L’Inde, qui dispose de la plus grande diaspora au monde, a l’habitude de ce genre d’opérations de secours… mais seulement dans les pays en guerre comme l’Irak, le Soudan du Sud ou le Yémen. C’est la première fois qu’elle doit gérer une crise humanitaire de cette ampleur dans une nation en paix, frappée par une crise économique.
« Quand les pays du Golfe toussent, c’est l’Inde qui s’enrhume », ont coutume de dire les travailleurs indiens émigrés. En l’occurrence, l’Arabie saoudite fait plus que tousser. Entre 2014 et 2016, le cours du baril de brut a perdu 75 % de sa valeur et le royaume a dû annoncer, fin 2015, des coupes drastiques dans ses dépenses pour endiguer un déficit budgétaire qui atteignait 15 % de son PIB.
Manne financière
Après l’annonce de 50 000 licenciements par le groupe de BTP Ben Laden, plusieurs centaines d’employés ont violemment protesté à Djeddah et à La Mecque, en incendiant des bus, et réclamé leurs arriérés de salaires. De nombreux chantiers de construction ont été stoppés dans le royaume et des dizaines de milliers de travailleurs d’Asie du Sud ainsi que des Philippins se retrouvent bloqués dans camps spartiates, sans travail.
Le Pakistan, qui compte plus de 8 000 ressortissants en difficulté, a ouvert des centres dans le royaume pour les loger et les nourrir.
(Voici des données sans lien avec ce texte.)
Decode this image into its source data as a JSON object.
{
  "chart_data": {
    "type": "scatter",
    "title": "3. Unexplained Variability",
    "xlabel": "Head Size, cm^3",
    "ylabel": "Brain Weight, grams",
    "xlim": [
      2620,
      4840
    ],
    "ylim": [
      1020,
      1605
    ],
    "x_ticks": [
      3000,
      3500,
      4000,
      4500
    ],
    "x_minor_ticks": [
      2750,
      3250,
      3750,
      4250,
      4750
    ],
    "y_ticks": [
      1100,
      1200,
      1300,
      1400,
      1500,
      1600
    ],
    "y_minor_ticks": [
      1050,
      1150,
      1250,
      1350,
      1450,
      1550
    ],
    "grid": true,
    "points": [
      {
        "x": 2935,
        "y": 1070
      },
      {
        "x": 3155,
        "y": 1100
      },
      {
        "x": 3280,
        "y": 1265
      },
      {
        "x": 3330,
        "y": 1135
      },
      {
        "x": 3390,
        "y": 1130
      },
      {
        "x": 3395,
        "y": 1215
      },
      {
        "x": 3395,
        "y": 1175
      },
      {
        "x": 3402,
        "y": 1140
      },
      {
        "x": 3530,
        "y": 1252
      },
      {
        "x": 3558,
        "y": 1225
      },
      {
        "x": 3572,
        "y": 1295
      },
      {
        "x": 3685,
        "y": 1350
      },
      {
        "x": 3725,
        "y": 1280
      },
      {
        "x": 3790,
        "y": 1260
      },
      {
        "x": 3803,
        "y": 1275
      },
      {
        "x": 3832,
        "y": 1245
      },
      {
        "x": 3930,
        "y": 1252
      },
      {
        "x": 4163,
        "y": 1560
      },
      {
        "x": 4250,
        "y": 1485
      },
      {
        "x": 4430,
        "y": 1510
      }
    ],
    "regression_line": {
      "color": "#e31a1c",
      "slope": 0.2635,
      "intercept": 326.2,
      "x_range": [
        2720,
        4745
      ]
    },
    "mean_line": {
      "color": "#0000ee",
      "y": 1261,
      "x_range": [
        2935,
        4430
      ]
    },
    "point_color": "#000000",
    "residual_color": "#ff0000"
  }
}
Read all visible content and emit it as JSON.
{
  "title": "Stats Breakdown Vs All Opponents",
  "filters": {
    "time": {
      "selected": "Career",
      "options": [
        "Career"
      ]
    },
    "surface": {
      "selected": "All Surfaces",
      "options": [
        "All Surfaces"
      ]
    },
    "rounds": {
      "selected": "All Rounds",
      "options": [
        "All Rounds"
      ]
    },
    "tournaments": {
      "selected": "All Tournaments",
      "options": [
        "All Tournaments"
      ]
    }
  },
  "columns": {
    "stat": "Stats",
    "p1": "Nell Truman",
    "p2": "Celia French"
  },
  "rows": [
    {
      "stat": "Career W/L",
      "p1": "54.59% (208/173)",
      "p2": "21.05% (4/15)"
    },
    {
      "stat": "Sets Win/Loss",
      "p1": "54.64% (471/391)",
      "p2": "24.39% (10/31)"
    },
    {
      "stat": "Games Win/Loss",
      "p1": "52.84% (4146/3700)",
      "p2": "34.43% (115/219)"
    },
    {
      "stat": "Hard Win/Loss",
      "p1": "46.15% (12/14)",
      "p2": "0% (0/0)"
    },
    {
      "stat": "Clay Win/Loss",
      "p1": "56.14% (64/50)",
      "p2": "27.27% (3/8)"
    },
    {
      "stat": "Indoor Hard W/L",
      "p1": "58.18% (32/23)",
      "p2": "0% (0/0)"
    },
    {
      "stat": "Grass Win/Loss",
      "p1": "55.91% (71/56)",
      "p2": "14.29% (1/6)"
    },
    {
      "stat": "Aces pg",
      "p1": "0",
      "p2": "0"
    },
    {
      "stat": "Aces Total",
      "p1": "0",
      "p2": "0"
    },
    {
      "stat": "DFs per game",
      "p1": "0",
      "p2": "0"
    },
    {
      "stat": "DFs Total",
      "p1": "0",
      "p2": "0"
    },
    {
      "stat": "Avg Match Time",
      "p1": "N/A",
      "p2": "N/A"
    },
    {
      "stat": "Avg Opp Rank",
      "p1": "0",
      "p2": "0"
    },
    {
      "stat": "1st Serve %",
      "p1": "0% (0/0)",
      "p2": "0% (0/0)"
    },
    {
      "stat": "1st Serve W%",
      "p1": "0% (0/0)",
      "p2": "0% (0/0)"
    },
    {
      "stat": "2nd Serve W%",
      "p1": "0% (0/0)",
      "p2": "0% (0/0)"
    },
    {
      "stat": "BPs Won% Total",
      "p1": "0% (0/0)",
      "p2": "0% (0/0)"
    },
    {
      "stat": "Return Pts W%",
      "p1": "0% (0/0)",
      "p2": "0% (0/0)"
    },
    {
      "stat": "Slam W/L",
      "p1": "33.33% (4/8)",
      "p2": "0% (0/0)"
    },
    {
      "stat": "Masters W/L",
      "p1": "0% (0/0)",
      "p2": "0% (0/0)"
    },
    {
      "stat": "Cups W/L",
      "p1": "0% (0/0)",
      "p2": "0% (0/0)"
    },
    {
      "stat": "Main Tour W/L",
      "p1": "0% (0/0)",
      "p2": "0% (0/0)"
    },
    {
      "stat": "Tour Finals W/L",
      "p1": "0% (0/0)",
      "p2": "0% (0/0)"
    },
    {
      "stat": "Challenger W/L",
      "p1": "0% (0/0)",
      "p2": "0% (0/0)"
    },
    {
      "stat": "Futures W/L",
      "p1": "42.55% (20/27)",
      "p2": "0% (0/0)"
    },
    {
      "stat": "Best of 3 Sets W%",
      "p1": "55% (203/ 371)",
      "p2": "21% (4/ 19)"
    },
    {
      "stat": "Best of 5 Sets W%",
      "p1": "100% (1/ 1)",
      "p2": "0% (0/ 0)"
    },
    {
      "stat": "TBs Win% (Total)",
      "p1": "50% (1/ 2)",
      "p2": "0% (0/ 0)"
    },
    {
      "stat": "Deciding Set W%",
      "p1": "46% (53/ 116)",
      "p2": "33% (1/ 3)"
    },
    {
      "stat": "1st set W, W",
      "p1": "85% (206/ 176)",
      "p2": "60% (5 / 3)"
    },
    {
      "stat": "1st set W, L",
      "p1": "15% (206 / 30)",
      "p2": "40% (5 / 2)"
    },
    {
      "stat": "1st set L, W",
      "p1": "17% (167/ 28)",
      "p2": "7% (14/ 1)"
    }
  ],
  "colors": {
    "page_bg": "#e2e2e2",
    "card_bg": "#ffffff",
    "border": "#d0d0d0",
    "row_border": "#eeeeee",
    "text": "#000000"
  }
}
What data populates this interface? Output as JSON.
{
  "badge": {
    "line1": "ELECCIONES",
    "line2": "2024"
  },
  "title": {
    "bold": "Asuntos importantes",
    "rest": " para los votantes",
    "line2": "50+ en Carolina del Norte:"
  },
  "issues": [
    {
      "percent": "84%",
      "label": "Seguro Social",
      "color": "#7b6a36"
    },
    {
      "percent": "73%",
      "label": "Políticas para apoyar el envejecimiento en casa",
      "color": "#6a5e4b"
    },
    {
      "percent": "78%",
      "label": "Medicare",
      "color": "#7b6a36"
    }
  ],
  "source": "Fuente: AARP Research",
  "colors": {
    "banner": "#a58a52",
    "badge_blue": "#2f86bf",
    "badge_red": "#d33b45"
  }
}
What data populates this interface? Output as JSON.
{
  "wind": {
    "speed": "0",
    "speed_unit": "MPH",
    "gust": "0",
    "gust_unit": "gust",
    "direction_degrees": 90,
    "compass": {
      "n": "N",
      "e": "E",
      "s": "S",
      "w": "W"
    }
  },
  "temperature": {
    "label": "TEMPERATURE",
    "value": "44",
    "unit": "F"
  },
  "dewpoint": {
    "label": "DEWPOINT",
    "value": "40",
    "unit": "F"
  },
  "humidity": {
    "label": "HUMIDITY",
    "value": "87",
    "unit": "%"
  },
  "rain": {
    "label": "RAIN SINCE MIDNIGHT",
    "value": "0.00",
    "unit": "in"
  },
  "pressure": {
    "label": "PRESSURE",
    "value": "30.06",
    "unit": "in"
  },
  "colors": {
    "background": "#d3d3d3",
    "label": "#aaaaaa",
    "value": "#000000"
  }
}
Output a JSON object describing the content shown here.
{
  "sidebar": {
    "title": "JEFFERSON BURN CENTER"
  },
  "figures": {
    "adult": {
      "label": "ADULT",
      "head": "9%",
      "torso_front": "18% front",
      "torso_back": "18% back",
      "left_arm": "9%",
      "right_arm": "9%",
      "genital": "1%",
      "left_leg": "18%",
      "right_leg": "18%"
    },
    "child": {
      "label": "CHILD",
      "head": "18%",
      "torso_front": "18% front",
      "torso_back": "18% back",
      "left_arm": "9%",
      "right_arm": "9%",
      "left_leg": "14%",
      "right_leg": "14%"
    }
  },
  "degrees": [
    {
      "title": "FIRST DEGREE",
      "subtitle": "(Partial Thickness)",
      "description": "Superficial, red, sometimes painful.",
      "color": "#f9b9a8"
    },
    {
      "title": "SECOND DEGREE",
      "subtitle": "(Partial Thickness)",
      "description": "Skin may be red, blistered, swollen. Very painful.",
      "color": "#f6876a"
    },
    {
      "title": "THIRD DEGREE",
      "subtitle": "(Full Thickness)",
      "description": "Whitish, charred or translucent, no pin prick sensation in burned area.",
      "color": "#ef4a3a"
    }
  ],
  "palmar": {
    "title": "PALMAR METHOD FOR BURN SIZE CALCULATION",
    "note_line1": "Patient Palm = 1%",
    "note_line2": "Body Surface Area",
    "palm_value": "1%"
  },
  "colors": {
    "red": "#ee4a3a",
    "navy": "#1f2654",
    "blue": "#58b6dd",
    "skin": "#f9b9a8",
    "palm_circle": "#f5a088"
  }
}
Les autorités des Philippines ont annoncé en juillet qu’elles verseraient des aides financières à leurs ressortissants ayant perdu leur emploi, ainsi qu’à leurs familles. Au-delà du contexte économique difficile, l’Arabie saoudite et le Qatar ont pris des mesures pour réserver les emplois à leurs citoyens, compliquant davantage la tâche des travailleurs immigrés.
Or, ces derniers envoient à eux seuls chaque année 33 milliards de dollars (29 milliards d’euros) à leurs proches restés en Inde. Plusieurs Etats indiens vivent sous perfusion de ces transferts, à l’instar du Kerala, où un habitant sur dix travaille à l’étranger, dont une écrasante majorité dans les pays du Golfe. L’argent qu’ils envoient à leur famille chaque année représente près du tiers du PIB de ce petit Etat du sud de l’Inde.
Cette manne financière du Golfe lui a permis d’être un des plus riches du pays, sans qu’il possède de tissu industriel, d’où un chômage élevé. « Ceux qui travaillent dans les pays du Golfe ne sont pas au bout de leurs peines. Car, à leur retour en Inde, où travailleront-ils ? », se demande M. Zubair.